Она опять сбросила простыню. С.Т. с трудом поднялся. Он потер глаза, пригладил волосы и сделал глубокий вдох. Место у его ног, где должен находиться Немо, было пустым, как и каждое утро последних десяти дней. На мгновение С.Т. оперся ладонями о стену и прижался лбом к холодному камню. Он уже не в силах был молиться.
Тихий шепот перешел в низкий стон. Он шумно выдохнул воздух и оттолкнулся от стены.

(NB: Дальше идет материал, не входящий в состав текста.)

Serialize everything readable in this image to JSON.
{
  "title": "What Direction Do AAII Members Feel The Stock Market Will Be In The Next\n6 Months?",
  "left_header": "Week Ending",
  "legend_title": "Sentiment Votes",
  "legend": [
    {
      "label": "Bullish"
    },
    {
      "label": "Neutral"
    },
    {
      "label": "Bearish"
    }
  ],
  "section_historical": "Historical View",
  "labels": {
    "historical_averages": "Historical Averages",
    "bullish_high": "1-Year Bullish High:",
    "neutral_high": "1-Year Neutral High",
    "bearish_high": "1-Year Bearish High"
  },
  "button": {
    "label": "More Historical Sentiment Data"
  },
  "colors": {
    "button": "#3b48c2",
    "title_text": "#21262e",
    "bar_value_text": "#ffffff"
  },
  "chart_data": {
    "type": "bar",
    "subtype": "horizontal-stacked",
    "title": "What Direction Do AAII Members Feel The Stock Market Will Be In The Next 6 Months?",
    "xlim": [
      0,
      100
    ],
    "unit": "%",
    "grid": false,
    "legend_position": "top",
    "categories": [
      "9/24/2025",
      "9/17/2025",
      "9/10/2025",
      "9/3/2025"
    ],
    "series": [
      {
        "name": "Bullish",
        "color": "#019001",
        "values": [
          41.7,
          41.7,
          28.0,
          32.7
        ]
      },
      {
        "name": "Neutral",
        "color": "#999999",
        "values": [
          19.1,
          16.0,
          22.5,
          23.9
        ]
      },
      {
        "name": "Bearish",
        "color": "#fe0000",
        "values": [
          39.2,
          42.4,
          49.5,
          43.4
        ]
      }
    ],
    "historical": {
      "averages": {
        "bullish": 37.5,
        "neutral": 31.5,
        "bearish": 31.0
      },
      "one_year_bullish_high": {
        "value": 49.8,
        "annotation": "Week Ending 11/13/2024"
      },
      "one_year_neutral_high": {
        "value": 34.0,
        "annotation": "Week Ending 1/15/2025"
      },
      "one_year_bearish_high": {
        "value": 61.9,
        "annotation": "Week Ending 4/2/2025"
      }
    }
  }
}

Девушка открыла глаза в тот момент, когда он черпаком наливал воду из ведра в треснутую глиняную чашку. Он увидел, как она заморгала и облизнула пересохшие губы. Пальцы ее нервно теребили складки белой рубашки, прячущиеся среди сбитых в кучу простыней. Ее блуждающий взгляд натолкнулся на него, и темные брови нахмурились в яростном недовольстве.
— Будьте вы прокляты, — выдохнула она.
— Bonjour[26]. Солнышко, — язвительно отозвался он — са va?[27]
Она закрыла глаза. Лицо ее было белым и застывшим, окаменевшим во враждебности.
— Я не хочу, чтобы вы мне помогали. Мне не нужна ваша помощь.
Он сел на край кровати, успев поймать обе ее руки в одну свою, пока она не начала с ним драться. Она пыталась было отодвинуться, но была еще слишком слаба для такого сражения. Вместо этого она отвернулась, часто и тяжело дыша даже от столь незначительного усилия. Он приподнял подушку под ее головой и поднес к губам чашку.
Она не стала пить.
— Оставьте, — прошептала она. — Оставьте меня одну.
Он наклонил чашку. Она тупо смотрела прямо перед собой, с трудом приподнимая веки. Ее кожа на ощупь была как бумага, сухая, пепельно-серая, и только два ярких пятна лихорадки смертельной краской лежали на скулах. Он прижал чашку к ее губам. Вода бесполезно заструилась по ее подбородку к горлу.
Он встал, долил в чашку два пальца бренди и осушил ее сам. Приятное тепло разлилось по телу, прогоняя утомление.
— Дайте мне умереть, — бормотала она. — Это неважно. Я хочу этого. — Голова ее скатилась с подушки. — Папа, папочка, дай мне умереть.
С.Т. сел на стул, опустив голову на руки и закрыв ими лицо. Да, она умирала — и сама сделала в бреду этот выбор; то что не удалось сжечь лихорадке, таяло с каждым днем. Она все чаще звала отца, то приходя в себя, то снова забываясь, и все чаще впадала в долгие часы беспамятства.